Supervisors acknowledged the emotional and financial difficulty of this year’s budget cycle. One supervisor described the process as exhausting and even depressing, stating that the county’s ability to provide true safety and stability has been compromised by forces outside their control. The frustration was intensified by recent national events involving the deployment of military force during civil unrest and what some see as growing hostility toward vulnerable populations.
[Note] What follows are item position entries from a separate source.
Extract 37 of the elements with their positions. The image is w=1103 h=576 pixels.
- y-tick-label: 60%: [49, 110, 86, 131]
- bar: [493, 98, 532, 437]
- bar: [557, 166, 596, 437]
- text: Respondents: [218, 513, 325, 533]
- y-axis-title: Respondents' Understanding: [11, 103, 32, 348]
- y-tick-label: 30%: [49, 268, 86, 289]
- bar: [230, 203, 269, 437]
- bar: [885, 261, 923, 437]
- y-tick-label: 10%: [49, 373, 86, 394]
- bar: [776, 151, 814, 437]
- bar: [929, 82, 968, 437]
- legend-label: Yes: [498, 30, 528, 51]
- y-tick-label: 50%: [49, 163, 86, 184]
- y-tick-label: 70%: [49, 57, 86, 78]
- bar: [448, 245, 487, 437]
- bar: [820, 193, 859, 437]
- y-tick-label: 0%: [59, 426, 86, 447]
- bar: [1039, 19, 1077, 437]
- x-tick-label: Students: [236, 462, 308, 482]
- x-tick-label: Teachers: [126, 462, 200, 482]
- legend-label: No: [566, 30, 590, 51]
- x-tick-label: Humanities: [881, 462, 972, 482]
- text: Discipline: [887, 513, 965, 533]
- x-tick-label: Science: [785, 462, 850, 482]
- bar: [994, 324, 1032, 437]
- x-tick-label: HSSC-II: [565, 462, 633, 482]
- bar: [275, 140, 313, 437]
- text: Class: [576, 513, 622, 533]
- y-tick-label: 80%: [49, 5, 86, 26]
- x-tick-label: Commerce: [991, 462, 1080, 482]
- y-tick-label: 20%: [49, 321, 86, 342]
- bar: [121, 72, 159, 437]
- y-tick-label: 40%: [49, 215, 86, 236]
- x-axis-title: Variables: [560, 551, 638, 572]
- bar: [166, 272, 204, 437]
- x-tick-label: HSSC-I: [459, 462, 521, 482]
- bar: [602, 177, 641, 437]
The budget includes the elimination of approximately 273 full-time positions, with 37 of them currently filled and at risk of layoffs. Most of the job reductions are concentrated in the county’s Health and Hospital System, which makes up nearly one-third of the overall budget. These cuts are part of the county’s plan to manage a projected $476 million shortfall over the next five years. Despite the constraints, the board approved $18 million in one-time transfers for capital improvements and added $2.5 million in support for gender-based violence services.

A large portion of this year’s budget growth is tied to the county’s $175 million acquisition of Regional Medical Center. The hospital’s prior owner had significantly reduced trauma, cardiac, and stroke care services, prompting the county to intervene and maintain access to emergency care for communities heavily reliant on public health coverage.

Supervisors also approved $7 million in community grants distributed among 376 nonprofit and grassroots organizations. These “inventory items” are intended to support a range of community services, from immigration legal aid to homelessness prevention and family support. In recent years, the board has shifted toward awarding smaller amounts to a broader array of recipients to ensure greater outreach.

Yet, the most pressing challenges are still to come. The current budget does not yet reflect possible sweeping reductions in federal and state social programs. County officials fear significant cuts to key safety net programs, including the Supplemental Nutrition Assistance Program (SNAP) and Temporary Assistance for Needy Families (TANF). Congress is advancing proposals that could result in the loss of up to $70 million in federal funding, which would directly impact the county’s ability to maintain its core services.

The state is also introducing new pressures. Recent budget proposals include reinstating a $2,000 asset cap for Medi-Cal eligibility and ending coverage for undocumented residents—measures that would reverse recent expansions aimed at improving healthcare access. Although some lawmakers are resisting these rollbacks, the uncertainty has placed county leadership in a difficult position as they attempt to plan for the next fiscal year.

To counter these projected losses, Santa Clara County plans to rely more heavily on its general fund—the county’s main source of flexible revenue. That money will be used to backfill critical programs expected to lose external support. Supportive housing services, facing the largest potential federal cut of $24 million, will receive priority funding, followed by the Public Health Department with an anticipated $19 million loss. Behavioral health programs, the Social Services Agency, and the District Attorney’s Office are also preparing for budget shortfalls and will rely on local support to continue operations.

Supervisors described the process as one of cutting shallowly but broadly, aiming to preserve the county’s values and mission without causing irreversible harm to any one department. The budget approval marked a first for two new supervisors, both of whom expressed concern about the long-term financial outlook. They emphasized the county’s commitment to equity and public service but warned that current conditions are far from normal.

The road ahead remains uncertain. While the $14 billion plan aims to shield essential services from the brunt of external funding cuts, much depends on final decisions from federal and state governments. Until then, the county will continue navigating a complex financial landscape, using its limited resources to preserve the programs that residents depend on most.